When: Monday, April 27, 2020
Where: PGH 232
Time: 11:00 AM
CANCELLED
Speaker: Dr. Prem Devanbu, University of California-Davis
Host: Dr. Amin Alipour
While natural languages are rich in vocabulary and grammatical flexibility, most
human <utterances> are mundane and repetitive. This repetitiveness in natural language
has led to great advances in statistical NLP methods.
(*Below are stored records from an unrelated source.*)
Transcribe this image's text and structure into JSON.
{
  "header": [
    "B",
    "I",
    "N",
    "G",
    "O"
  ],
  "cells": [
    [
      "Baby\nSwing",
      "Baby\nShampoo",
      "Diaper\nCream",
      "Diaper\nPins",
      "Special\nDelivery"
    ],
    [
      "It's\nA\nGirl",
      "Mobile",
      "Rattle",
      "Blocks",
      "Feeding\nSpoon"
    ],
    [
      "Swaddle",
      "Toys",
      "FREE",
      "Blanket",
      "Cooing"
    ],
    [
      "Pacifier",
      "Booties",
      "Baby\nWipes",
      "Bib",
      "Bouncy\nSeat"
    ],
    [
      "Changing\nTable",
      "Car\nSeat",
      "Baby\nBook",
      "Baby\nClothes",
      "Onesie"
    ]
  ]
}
At UC Davis, we discovered back in 2012 that, despite the considerable power and
flexibility of programming languages, large software corpora are actually even more
repetitive than NL Corpora. We were the first to show that this “naturalness” of code
could be captured in statistical models, and exploited within software tools. The
field has since blossomed, with numerous applications: to de-obfuscation, code synthesis,
defect-finding, etc. New groups have formed at Facebook, Microsoft, and Google, and
also several startups. In this talk, we will introduce our earlier findings, and some
recent results exploring the science of why code-in-the-wild is so repetitive, and
also some new ways of training deep-learning models to correct student code.
Bio:
Prem Devanbu received his B.Tech from IIT Madras, and his Ph.D. in Computer Science from Rutgers University under Alex Borgida. After working at Bell Labs and its various offshoots in New Jersey for many years, he joined the faculty of UC Davis in 1997. He is an ACM Fellow.